Toutefois, Dollar General tire environ 82 % de ses revenus de l’alimentation (le reste provient de produits discrétionnaires comme des vêtements ou des articles de décoration) ; à l'inverse, Dollarama génère la majorité de ses revenus grâce à des produits discrétionnaires. Je considère Dollar General comme une chaîne de petites épiceries principalement situées en régions rurales, dont la clientèle est généralement moins nantie.
Fondée en 1939, Dollar General est devenue une entreprise publique en 1968. La société a été privatisée en 2007, avant de faire son retour en Bourse en 2009. Aujourd’hui, elle est l'un des plus grands détaillants aux États-Unis en termes de nombre de magasins, avec plus de 21 000 établissements à travers le pays.
Depuis son introduction en Bourse en 2009, les revenus de la société ont augmenté, passant de 11,8 milliards de dollars à 40,6 milliards de dollars, soit un taux de croissance annuel composé de 8,6 %. Quant à ses bénéfices par action, ils sont passés de 1,04 $ en 2009 à 5,92 $ en 2025 (l’exercice de la société se termine en janvier), représentant un taux de croissance annuel composé de 12,3 %. Cela explique que le titre soit passé d’un cours de 21 $ lors de son introduction en Bourse en 2009 à un cours récent de près de 125 $. En incluant les dividendes, le titre a offert un rendement annuel composé de 12,8 % à ses actionnaires depuis 2009.

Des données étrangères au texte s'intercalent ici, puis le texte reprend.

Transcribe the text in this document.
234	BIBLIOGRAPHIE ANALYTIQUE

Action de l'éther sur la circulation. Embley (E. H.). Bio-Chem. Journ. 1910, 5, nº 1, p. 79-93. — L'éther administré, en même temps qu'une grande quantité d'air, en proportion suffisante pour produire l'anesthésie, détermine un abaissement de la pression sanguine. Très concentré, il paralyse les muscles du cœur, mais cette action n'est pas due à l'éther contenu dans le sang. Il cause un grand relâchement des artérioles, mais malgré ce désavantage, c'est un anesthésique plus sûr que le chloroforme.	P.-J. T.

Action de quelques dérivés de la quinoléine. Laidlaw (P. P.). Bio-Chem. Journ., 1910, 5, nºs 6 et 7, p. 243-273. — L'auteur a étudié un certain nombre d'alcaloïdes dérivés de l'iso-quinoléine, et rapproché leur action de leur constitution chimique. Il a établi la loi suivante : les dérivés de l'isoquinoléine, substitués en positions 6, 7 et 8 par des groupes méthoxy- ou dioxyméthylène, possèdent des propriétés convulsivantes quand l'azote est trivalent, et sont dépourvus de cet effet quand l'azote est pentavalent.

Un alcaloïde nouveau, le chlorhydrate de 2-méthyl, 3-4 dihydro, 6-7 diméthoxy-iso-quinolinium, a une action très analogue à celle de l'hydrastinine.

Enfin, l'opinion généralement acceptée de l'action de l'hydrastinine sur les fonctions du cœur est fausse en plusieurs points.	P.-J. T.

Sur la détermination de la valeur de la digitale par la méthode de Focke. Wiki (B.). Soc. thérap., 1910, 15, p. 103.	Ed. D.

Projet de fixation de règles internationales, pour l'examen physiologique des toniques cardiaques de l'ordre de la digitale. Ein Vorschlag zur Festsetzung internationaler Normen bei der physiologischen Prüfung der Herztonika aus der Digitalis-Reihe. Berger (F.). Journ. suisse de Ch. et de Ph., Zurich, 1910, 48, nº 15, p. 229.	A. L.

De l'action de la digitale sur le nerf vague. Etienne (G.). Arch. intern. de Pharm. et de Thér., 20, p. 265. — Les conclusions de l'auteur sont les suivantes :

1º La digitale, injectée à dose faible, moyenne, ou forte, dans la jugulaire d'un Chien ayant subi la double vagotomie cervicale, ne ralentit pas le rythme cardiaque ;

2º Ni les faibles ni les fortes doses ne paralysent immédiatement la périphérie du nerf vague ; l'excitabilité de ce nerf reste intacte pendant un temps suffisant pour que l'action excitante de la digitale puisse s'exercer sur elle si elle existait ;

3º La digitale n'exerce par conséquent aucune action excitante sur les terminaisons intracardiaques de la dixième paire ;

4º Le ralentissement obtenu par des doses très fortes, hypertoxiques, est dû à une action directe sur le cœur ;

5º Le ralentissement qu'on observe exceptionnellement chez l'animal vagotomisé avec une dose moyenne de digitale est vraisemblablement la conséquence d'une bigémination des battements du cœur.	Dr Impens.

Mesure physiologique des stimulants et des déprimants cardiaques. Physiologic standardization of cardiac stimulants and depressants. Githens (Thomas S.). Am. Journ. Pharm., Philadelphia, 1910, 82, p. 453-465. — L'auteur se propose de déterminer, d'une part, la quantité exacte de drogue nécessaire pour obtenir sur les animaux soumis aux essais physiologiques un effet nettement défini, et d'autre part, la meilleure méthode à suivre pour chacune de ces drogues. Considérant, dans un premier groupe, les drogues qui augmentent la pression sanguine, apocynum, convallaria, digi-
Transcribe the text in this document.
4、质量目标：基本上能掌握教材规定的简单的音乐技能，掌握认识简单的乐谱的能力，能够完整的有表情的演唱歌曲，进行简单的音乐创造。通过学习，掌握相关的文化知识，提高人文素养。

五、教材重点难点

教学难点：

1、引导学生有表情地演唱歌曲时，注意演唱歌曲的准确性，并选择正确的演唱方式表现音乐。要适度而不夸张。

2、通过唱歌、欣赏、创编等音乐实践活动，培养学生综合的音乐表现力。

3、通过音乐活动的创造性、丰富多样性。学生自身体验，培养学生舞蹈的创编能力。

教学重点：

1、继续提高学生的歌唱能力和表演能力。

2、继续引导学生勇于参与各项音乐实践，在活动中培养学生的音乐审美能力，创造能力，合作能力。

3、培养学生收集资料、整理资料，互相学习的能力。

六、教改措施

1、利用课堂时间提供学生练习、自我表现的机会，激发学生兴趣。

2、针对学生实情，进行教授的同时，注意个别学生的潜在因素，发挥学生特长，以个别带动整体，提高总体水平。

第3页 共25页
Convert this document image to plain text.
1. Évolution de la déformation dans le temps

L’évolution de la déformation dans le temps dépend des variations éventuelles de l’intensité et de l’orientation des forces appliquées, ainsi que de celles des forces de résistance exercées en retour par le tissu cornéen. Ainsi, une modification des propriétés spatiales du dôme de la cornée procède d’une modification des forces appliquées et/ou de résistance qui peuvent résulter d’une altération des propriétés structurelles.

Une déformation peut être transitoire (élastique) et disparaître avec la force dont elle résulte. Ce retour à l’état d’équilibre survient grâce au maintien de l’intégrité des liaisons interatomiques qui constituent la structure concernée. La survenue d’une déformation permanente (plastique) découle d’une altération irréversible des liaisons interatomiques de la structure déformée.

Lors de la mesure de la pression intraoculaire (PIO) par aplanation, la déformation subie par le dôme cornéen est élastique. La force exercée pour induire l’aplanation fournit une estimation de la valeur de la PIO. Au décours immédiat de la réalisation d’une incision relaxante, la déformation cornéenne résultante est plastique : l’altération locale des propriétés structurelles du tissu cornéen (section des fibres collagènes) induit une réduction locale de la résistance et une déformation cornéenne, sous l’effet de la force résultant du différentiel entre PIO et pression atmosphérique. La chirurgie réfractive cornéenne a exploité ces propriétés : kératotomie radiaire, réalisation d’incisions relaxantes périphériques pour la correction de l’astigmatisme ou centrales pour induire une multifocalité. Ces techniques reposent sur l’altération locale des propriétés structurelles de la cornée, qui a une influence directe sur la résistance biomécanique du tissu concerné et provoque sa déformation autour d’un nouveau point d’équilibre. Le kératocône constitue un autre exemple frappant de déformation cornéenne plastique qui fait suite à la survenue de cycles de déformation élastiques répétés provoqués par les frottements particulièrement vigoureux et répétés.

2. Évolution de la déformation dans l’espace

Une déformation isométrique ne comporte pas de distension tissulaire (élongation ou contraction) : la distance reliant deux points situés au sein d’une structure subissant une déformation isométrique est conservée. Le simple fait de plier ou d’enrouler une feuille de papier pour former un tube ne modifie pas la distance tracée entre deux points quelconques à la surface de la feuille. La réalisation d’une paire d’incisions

Malgré son excellente performance financière depuis 2009, la société a rencontré des difficultés depuis 2020. Comme d’autres détaillants, Dollar General a connu une performance particulièrement robuste pendant les années de la pandémie. Ainsi, en 2021 (son exercice se terminant en janvier), ses revenus ont augmenté de 21,6 % par rapport à 2020, tandis que ses bénéfices par action ont bondi de 57,4 %, atteignant 10,61 $. La société a réussi à maintenir ces bénéfices pendant quelques années, mais dès l’exercice 2024, il est devenu évident que les années dorées étaient derrière elle. De nombreux problèmes sont apparus, notamment des défis logistiques, des difficultés à conserver et à recruter des employés, ainsi qu'une hausse notable des vols à l’étalage. En 2024, les bénéfices par action ont chuté à 7,55 $, puis à 5,92 $ en 2025.
Ce qui est intéressant dans cette histoire, c’est l’évolution du cours du titre durant cette période. Je crois qu’elle démontre bien que les marchés boursiers ont tendance à réagir de manière extrême envers un titre, tant à la hausse lorsque tout va bien qu’à la baisse lorsque la performance d’une société se dégrade.
À la fin de 2022, le cours du titre a atteint un record historique de plus de 255 $. Il est vrai que les bénéfices par action de la société atteignaient alors un niveau record de 10,68 $ (exercice clos en janvier 2023), mais à 255 $, le titre était évalué à près de 22 fois ses bénéfices par action.
Comme mentionné précédemment, les bénéfices par action ont ensuite chuté pour atteindre 5,92 $ en 2025. À son creux du début de 2025, le titre s’échangeait à environ 12,0 fois les bénéfices des 12 derniers mois. On constate l’évolution du ratio cours-bénéfices prévus du titre au cours des 10 dernières années dans le graphique suivant :
Cet exemple illustre bien le fait que les investisseurs ont tendance à exagérer dans leur évaluation d’une entreprise. Lorsque tout va bien, ils ont tendance à croire que les conditions favorables se poursuivront, octroyant ainsi des niveaux d’évaluation élevés. Lorsque la situation semble se détériorer, ils perdent confiance et estiment qu’une amélioration est improbable, accordant alors un faible niveau d’évaluation au titre.
Je pense que cette tendance chez les investisseurs peut être attribuée au biais cognitif de l’extrapolation, soit la tendance à extrapoler les résultats ou une tendance récente.
Cette tendance s’observe constamment sur les marchés. C’est d’ailleurs ce qui crée régulièrement des occasions d’achat attrayantes pour les investisseurs qui regardent au-delà du prochain trimestre. En effet, dans notre gestion de portefeuille, nous avons pu profiter de plusieurs occasions similaires à celle de Dollar General en 2025.